2. What can I do? Teachers routinely question the power of the individual educator to counteract structural or societal problems of racial and race– class inequality via the classroom.
3. What can I do? Each teacher routinely questions his or her own personal readiness to become the type of professional who can successfully engage issues of race and racism in his or her life and classroom practice.
In this article, the authors discuss how these three core tensions surfaced repeatedly, both in real-time conversations and in reflective journal entries, during one teacher education course focused on issues of race.
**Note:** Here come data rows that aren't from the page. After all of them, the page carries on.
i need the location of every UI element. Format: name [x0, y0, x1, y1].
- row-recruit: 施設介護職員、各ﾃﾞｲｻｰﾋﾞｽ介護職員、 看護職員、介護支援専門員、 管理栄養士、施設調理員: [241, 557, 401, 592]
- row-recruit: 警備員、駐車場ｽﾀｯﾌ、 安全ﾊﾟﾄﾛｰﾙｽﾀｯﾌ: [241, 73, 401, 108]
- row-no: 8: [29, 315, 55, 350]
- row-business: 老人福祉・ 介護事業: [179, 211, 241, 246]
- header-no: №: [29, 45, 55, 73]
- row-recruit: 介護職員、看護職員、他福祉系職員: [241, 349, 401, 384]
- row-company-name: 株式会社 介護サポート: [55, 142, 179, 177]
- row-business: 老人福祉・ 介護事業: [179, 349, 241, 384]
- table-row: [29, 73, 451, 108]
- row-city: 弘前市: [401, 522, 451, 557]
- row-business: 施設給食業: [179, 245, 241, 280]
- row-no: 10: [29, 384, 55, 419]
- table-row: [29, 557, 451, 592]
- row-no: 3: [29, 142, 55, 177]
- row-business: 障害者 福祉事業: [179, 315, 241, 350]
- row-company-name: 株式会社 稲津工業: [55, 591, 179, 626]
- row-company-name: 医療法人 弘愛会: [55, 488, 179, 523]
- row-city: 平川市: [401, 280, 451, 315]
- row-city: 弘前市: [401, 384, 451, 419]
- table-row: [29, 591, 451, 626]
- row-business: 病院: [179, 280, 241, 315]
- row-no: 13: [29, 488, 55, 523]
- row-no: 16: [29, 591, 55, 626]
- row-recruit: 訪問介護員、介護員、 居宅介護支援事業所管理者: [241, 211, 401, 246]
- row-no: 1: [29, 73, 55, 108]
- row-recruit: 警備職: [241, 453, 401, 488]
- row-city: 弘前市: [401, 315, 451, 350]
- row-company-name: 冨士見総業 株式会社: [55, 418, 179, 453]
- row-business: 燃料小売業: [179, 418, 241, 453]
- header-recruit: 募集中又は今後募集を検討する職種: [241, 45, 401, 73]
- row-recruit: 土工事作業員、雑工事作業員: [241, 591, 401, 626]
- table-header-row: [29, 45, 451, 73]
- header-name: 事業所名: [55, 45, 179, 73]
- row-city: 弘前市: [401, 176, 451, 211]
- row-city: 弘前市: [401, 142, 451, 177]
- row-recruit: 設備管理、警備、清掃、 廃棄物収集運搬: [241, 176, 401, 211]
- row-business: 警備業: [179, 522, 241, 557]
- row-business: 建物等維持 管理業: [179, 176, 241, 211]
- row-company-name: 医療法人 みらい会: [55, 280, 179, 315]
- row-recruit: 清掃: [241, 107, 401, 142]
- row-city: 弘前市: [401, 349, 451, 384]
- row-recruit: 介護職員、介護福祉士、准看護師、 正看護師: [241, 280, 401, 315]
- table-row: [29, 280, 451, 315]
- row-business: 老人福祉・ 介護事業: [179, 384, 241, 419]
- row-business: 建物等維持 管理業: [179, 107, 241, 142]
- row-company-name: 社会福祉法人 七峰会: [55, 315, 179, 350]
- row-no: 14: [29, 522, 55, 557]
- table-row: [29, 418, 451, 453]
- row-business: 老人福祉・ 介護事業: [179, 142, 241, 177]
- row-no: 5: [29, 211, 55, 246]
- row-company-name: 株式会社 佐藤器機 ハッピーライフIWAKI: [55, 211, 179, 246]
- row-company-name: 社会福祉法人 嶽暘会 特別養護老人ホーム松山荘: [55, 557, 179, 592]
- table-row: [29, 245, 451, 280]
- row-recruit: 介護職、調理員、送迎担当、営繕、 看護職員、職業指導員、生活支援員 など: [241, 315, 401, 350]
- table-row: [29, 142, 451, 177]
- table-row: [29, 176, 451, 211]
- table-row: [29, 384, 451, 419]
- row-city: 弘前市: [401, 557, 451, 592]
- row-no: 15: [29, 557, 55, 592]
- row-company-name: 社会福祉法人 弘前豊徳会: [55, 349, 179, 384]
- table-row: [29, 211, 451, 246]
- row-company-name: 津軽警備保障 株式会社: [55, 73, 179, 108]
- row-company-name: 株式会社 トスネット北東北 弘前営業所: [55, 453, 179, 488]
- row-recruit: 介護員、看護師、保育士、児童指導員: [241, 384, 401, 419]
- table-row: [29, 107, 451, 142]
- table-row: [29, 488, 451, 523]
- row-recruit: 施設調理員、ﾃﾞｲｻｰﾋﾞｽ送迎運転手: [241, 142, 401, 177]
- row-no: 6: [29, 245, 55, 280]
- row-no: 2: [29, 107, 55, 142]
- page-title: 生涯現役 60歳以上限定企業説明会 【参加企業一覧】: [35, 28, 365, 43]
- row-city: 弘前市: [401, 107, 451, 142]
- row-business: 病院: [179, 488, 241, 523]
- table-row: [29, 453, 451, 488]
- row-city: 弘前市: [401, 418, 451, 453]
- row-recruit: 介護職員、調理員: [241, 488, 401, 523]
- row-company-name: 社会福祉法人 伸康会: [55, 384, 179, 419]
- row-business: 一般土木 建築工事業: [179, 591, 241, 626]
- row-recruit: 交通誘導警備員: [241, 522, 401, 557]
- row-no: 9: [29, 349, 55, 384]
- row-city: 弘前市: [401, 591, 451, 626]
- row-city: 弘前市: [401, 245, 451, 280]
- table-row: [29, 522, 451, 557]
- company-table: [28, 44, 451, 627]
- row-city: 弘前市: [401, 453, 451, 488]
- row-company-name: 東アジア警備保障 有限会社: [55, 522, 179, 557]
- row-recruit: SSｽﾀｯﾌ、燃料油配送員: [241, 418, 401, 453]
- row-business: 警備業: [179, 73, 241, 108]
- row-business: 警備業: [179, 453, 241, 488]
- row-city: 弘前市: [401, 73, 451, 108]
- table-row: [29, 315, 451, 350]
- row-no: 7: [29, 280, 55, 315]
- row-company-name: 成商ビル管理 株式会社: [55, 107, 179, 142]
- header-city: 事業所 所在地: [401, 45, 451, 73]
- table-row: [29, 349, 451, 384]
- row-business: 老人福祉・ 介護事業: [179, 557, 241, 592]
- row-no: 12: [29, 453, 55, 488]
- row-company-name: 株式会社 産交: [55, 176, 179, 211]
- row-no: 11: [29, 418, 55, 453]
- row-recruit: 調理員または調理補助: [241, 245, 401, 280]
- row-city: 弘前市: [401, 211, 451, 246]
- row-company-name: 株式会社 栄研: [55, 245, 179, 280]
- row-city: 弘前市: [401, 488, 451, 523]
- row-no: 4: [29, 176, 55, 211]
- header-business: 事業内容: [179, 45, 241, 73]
The course studied here, titled Everyday Antiracism for Educators (EAR), was a half-semester course on race, newly required for all 50 teacher candidates in our university’s teacher education program. The candidates had taken another required summer half-course, Race, Class, and Power, designed to prod the candidates to consider those aspects of their social location within an unequal society.
In general, the EAR class consisted predominantly of White women, as is the norm in teacher education. One third were men. Of the 51 students enrolled, 22% chose not to identify a race/ethnicity on institutional paperwork. 14% identified as African American, 6% as Asian American, 2% as “other,” and the final 57% as White.
The authors demonstrate that the teachers who seemed most invigorated and who expressed feelings of efficacy in serving students of color were those who pledged to continue ongoing inquiry into both sides of each tension.
The authors propose that these three tensions require explicit attention in teacher professional development. Indeed, the authors suggest that teacher educators’ acknowledging and addressing the necessary tensions of race may help foster educators’ ongoing commitment to inquiry regarding various issues of difference and inequity in education.